Tracey similarly relied on these experts’ affidavits and further included excerpts from the deposition of John Basa, the Town Highway Superintendent at the time of the incident. Such testimony indicated that from at least the time the Town leased the roller from Tracey, Basa was fully familiar with ROPS from reading construction magazines and was provided with and did, in fact, read a sales brochure that listed ROPS as optional safety equipment. Basa’s testimony confirmed that it was his determination that ROPS was not necessary on the roller because "the machine was being used on [a] fairly flat surface and I didn’t see the need for it”. Basa further testified that there was an instructional meeting regarding the operation of the roller in which instructions regarding keeping the roller on the road, rather than on the shoulder, were given.

Plaintiff tendered the affidavits of engineering experts David MacCollum and Alden Gaudreau in opposition. MacCollum opined that the roller was not reasonably safe when manufactured and sold since there is a danger of rollover on almost every job site. He further opined that the availability of ROPS as optional equipment does not make rollers without ROPS reasonably safe and that Bomag was in the best position to realize that ROPS was a safety necessity. MacCollum’s affidavit also indicates that decedent would have survived with minor injuries had the roller been equipped with ROPS. It set forth data and statistics regarding rollover accidents, and concludes that such statistics were known, or should have been known, by Bomag. Gaudreau opined that the roller "tipped due to uneven terrain at the junction of the roadway and the unimproved shoulder” and that the roller "was not reasonably safe for use if there was a possibility that it would be used adjacent to road drop-offs or embankments”. He further opined that had the roller been equipped with ROPS, it would have prevented the fatality. Finally, as a means to counter Basa’s testimony, Gaudreau opined that the Town would not know that the unit was "inherently unsafe for its intended use” without the benefit of engineering analysis.

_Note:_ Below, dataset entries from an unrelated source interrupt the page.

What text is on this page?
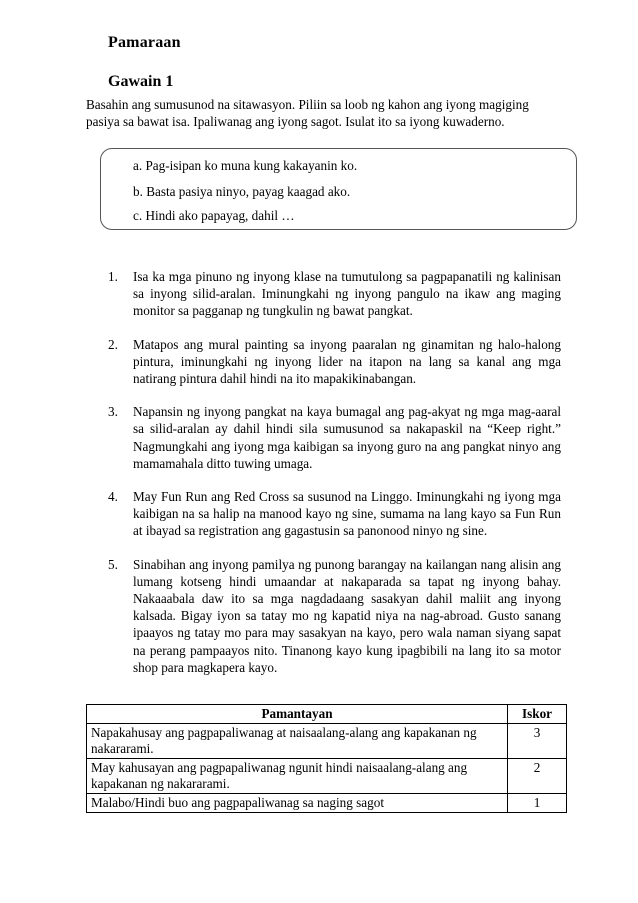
Pamaraan
Gawain 1
Basahin ang sumusunod na sitawasyon. Piliin sa loob ng kahon ang iyong magiging pasiya sa bawat isa. Ipaliwanag ang iyong sagot. Isulat ito sa iyong kuwaderno.
a. Pag-isipan ko muna kung kakayanin ko.
b. Basta pasiya ninyo, payag kaagad ako.
c. Hindi ako papayag, dahil …
1. Isa ka mga pinuno ng inyong klase na tumutulong sa pagpapanatili ng kalinisan sa inyong silid-aralan. Iminungkahi ng inyong pangulo na ikaw ang maging monitor sa pagganap ng tungkulin ng bawat pangkat.
2. Matapos ang mural painting sa inyong paaralan ng ginamitan ng halo-halong pintura, iminungkahi ng inyong lider na itapon na lang sa kanal ang mga natirang pintura dahil hindi na ito mapakikinabangan.
3. Napansin ng inyong pangkat na kaya bumagal ang pag-akyat ng mga mag-aaral sa silid-aralan ay dahil hindi sila sumusunod sa nakapaskil na “Keep right.” Nagmungkahi ang iyong mga kaibigan sa inyong guro na ang pangkat ninyo ang mamamahala ditto tuwing umaga.
4. May Fun Run ang Red Cross sa susunod na Linggo. Iminungkahi ng iyong mga kaibigan na sa halip na manood kayo ng sine, sumama na lang kayo sa Fun Run at ibayad sa registration ang gagastusin sa panonood ninyo ng sine.
5. Sinabihan ang inyong pamilya ng punong barangay na kailangan nang alisin ang lumang kotseng hindi umaandar at nakaparada sa tapat ng inyong bahay. Nakaaabala daw ito sa mga nagdadaang sasakyan dahil maliit ang inyong kalsada. Bigay iyon sa tatay mo ng kapatid niya na nag-abroad. Gusto sanang ipaayos ng tatay mo para may sasakyan na kayo, pero wala naman siyang sapat na perang pampaayos nito. Tinanong kayo kung ipagbibili na lang ito sa motor shop para magkapera kayo.
Pamantayan	Iskor
Napakahusay ang pagpapaliwanag at naisaalang-alang ang kapakanan ng nakararami.	3
May kahusayan ang pagpapaliwanag ngunit hindi naisaalang-alang ang kapakanan ng nakararami.	2
Malabo/Hindi buo ang pagpapaliwanag sa naging sagot	1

Our review of the record supports Supreme Court’s determination that pursuant to the risk/utility balancing test, plaintiff failed to create an issue of fact evidencing that the product was defectively designed. As in Biss v Tenneco, Inc. (64 AD2d 204, 207-208, lv denied 46 NY2d 711), Basa’s testimony confirms that ROPS was available at the time of both the Town’s rental and purchase of the roller, and that at such *883times Basa understood the purpose of ROPS. The record reflects that Basa made a conscious decision not to purchase the ROPS option for the roller since it was going to be used on "fairly flat surfaces”. Thus, the record reflects that not only at the time of purchase but also at the time of the accident, the roller was in the condition contemplated by the consumer and was not unreasonably dangerous if used in the manner intended (see, Robinson v Reed-Prentice Div. of Package Mach. Co., 49 NY2d 471, 479-480, supra; Fallon v Hannay & Son, 153 AD2d 95, 100, supra). As both experts admitted that the safety of the roller varied according to the job site, we must conclude that Bomag fulfilled its duty of reasonable care when it designed the product with the ROPS safety option and thereafter made such option available to the consumer, who was in the better position to assess its need in light of the use for which it was purchased (see, Biss v Tenneco, Inc., supra, at 207-208; see also, Fallon v Hannay & Son, supra, at 100; Rainbow v Elia Bldg. Co., 79 AD2d 287, 291, affd 56 NY2d 550).

We further find that Supreme Court properly dismissed the failure to warn claim since there is no duty to warn of risks likely to be appreciated by the user (see, Fallon v Hannay & Son, supra, at 101; Lancaster Silo & Block Co. v Northern Propane Gas Co., 75 AD2d 55, 65; Restatement [Second] of Torts § 388, comment k; Prosser and Keeton, Torts § 96, at 686 [5th ed]).

Cardona, P. J., Casey, Yesawich Jr. and Spain, JJ., concur. Ordered that the order is affirmed, with costs.